The present study focuses on the effect of rivastigmine and vitamin D on serum and brain levels of amyloid B peptide. Rivastigmine alone and in combination with vitamin D significantly decreases both serum and brain level of amyloid B compared with AD group. A previous study by Sobów et al. (2009) found that a change in plasma amyloid beta peptide (1-42) level might constitute a novel biochemical predictor of long term rivastigmine treatment efficacy in AD. In addition, Mohamedet al. (2016) reported that rivastigmine had significantly decreased brain amyloid peptide and had neuroprotective and anti-inflammatory effects on the AD mouse models.

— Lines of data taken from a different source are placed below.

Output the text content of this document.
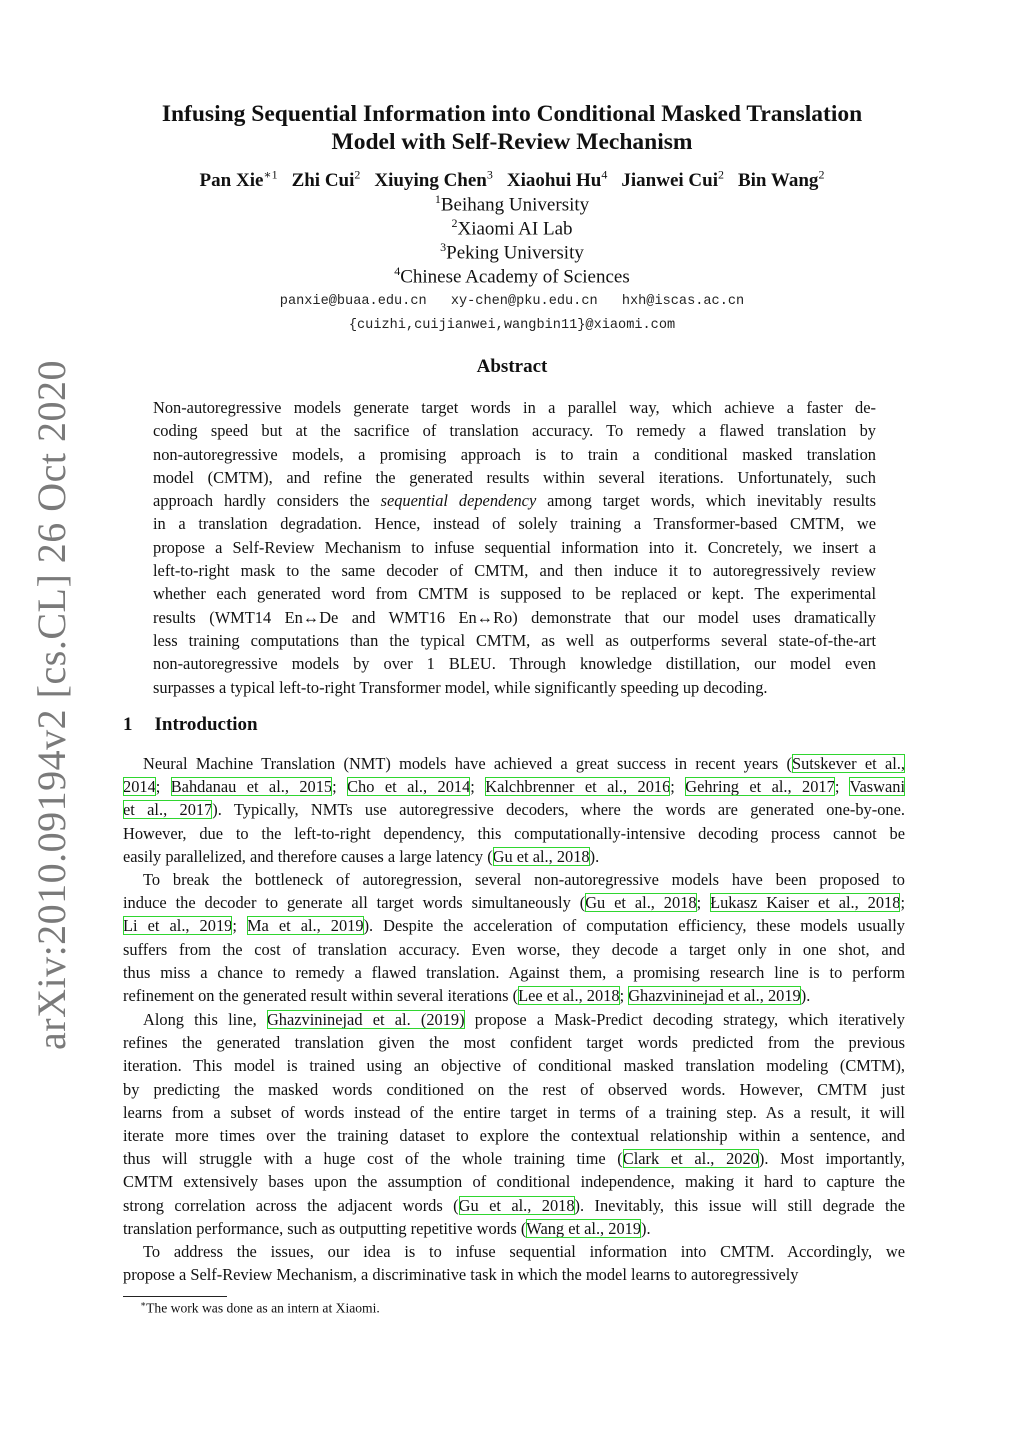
arXiv:2010.09194v2 [cs.CL] 26 Oct 2020
Infusing Sequential Information into Conditional Masked Translation
Model with Self-Review Mechanism
Pan Xie$^{∗1}$ Zhi Cui$^2$ Xiuying Chen$^3$ Xiaohui Hu$^4$ Jianwei Cui$^2$ Bin Wang$^2$
$^1$Beihang University
$^2$Xiaomi AI Lab
$^3$Peking University
$^4$Chinese Academy of Sciences
panxie@buaa.edu.cn xy-chen@pku.edu.cn hxh@iscas.ac.cn
{cuizhi,cuijianwei,wangbin11}@xiaomi.com
Abstract
Non-autoregressive models generate target words in a parallel way, which achieve a faster de-
coding speed but at the sacrifice of translation accuracy. To remedy a flawed translation by
non-autoregressive models, a promising approach is to train a conditional masked translation
model (CMTM), and refine the generated results within several iterations. Unfortunately, such
approach hardly considers the sequential dependency among target words, which inevitably results
in a translation degradation. Hence, instead of solely training a Transformer-based CMTM, we
propose a Self-Review Mechanism to infuse sequential information into it. Concretely, we insert a
left-to-right mask to the same decoder of CMTM, and then induce it to autoregressively review
whether each generated word from CMTM is supposed to be replaced or kept. The experimental
results (WMT14 En↔De and WMT16 En↔Ro) demonstrate that our model uses dramatically
less training computations than the typical CMTM, as well as outperforms several state-of-the-art
non-autoregressive models by over 1 BLEU. Through knowledge distillation, our model even
surpasses a typical left-to-right Transformer model, while significantly speeding up decoding.
1 Introduction
Neural Machine Translation (NMT) models have achieved a great success in recent years (Sutskever et al.,
2014; Bahdanau et al., 2015; Cho et al., 2014; Kalchbrenner et al., 2016; Gehring et al., 2017; Vaswani
et al., 2017). Typically, NMTs use autoregressive decoders, where the words are generated one-by-one.
However, due to the left-to-right dependency, this computationally-intensive decoding process cannot be
easily parallelized, and therefore causes a large latency (Gu et al., 2018).
To break the bottleneck of autoregression, several non-autoregressive models have been proposed to
induce the decoder to generate all target words simultaneously (Gu et al., 2018; Łukasz Kaiser et al., 2018;
Li et al., 2019; Ma et al., 2019). Despite the acceleration of computation efficiency, these models usually
suffers from the cost of translation accuracy. Even worse, they decode a target only in one shot, and
thus miss a chance to remedy a flawed translation. Against them, a promising research line is to perform
refinement on the generated result within several iterations (Lee et al., 2018; Ghazvininejad et al., 2019).
Along this line, Ghazvininejad et al. (2019) propose a Mask-Predict decoding strategy, which iteratively
refines the generated translation given the most confident target words predicted from the previous
iteration. This model is trained using an objective of conditional masked translation modeling (CMTM),
by predicting the masked words conditioned on the rest of observed words. However, CMTM just
learns from a subset of words instead of the entire target in terms of a training step. As a result, it will
iterate more times over the training dataset to explore the contextual relationship within a sentence, and
thus will struggle with a huge cost of the whole training time (Clark et al., 2020). Most importantly,
CMTM extensively bases upon the assumption of conditional independence, making it hard to capture the
strong correlation across the adjacent words (Gu et al., 2018). Inevitably, this issue will still degrade the
translation performance, such as outputting repetitive words (Wang et al., 2019).
To address the issues, our idea is to infuse sequential information into CMTM. Accordingly, we
propose a Self-Review Mechanism, a discriminative task in which the model learns to autoregressively
∗The work was done as an intern at Xiaomi.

These results are consistent with those of Mizwicki et al. (2013) who found that, in vitro, 1, 25 vitamin D3 rebalances inflammation to promote Aβ phagocytosis and suggest that low vitamin D3 and docosahexaenoic acid intake or poor anabolic production of 1,25 vitamin D3 could contribute to AD onset/pathology. Epidemiological and experimental studies suggest that 1,25-dihydroxyvitamin D3 (1,25D) plays a neuroprotective role in neurodegenerative diseases including Alzheimer's disease. Analyses of the transcriptomic response of human brain pericytes to 1,25D demonstrate that human brain pericytes in culture respond to 1,25D by regulating genes involved in the control of neuroinflammation [20].

Also, Raha et al. (2016) found that Vitamin D2 suppresses amyloid β 25-35 induced microglial activation in microglial cells by blocking the NF-κB inflammatory signaling pathway.

6. Conclusion

The present study concludes that vitamin D3, alone and in combination with rivastigmine, had neuroprotective effect in STZ induced AD rats. The study also postulates the mechanism of their action as treatment with AD reduces inflammatory markers (TNF-α and IL-1β), which decreases the concentration of serum and brain levels of amyloid beta peptide in the AD rat. This decreased concentration of βA peptide in the AD rat increases the concentration of acetylcholine in the brain tissue, and thereby it protects the neurodegeneration in STZ induced AD rats.

Competing Interests

The authors declare no competing interests.

Acknowledgments

The authors would like to thank Dr. Samia Mahmoud, a lecturer of anatomy, Faculty of Medicine, Benha University, for her sincere help and effort in the surgical maneuver of the skull done in this work.